Passion is the street. At no point is it empty: even at four in the morning, we can find trucks and buses moving, constructions sites unloading material, and tea stalls and kebab shops serving food. There are people everywhere. You can never be alone. And the people love to talk. You can find an intelligent conversation anywhere. If you’re in a traffic jam you can call out to the guy next to you, be it a truck driver, passenger, or walking vendor, and I guarantee you’ll get twenty minutes of philosophy, humor, and politics. There isn’t a cold shoulder anywhere in town.

What is the title of one of your works about Dhaka and what inspired it exactly?

I’m about halfway through a novel tentatively called Magician of Bengal. This is set in Dhaka. I’m kind of scared of writing about Dhaka because I fear that I won’t do it justice. I consider myself more of a sci-fi and fantasy guy so I’m into world building, and there’s a strong possibility that the city I describe is only loosely going to correlate to any actual physical geography.

Inspired by Levi, “Outside Dhaka does an outside exist?”

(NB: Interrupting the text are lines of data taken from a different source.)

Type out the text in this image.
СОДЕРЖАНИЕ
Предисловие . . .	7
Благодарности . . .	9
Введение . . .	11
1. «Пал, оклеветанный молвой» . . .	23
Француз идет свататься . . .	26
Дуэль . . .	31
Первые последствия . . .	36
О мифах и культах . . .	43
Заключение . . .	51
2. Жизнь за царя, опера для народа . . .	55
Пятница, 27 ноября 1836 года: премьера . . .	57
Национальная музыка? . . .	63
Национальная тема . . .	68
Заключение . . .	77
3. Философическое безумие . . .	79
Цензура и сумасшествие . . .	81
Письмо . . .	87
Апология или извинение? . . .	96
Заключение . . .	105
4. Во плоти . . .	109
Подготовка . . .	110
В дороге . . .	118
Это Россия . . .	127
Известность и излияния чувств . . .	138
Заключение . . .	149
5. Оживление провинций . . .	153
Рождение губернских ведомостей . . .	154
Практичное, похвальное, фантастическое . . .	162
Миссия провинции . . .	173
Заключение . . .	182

It’s the city I know, so every other city is simply another version of it. I have come to believe that there are no absolutes and reality is a simulation in your brain, and the bundle of assumptions that exist in there is what the sum of existence is for each of us. In that sense, we carry the city around with us wherever we go, and there is no outside for anyone.

 

 Saad Z. Hossain writes in a niche genre of fantasy, science fiction, and black comedy with an action-adventure twist. He’s a monthly columnist for the Daily Star literary page and Bangladesh’s only reviewer of Science Fiction. He lives in Dhaka, Bangladesh. His novel Escape from Baghdad! (2015) is published by Unnamed Press.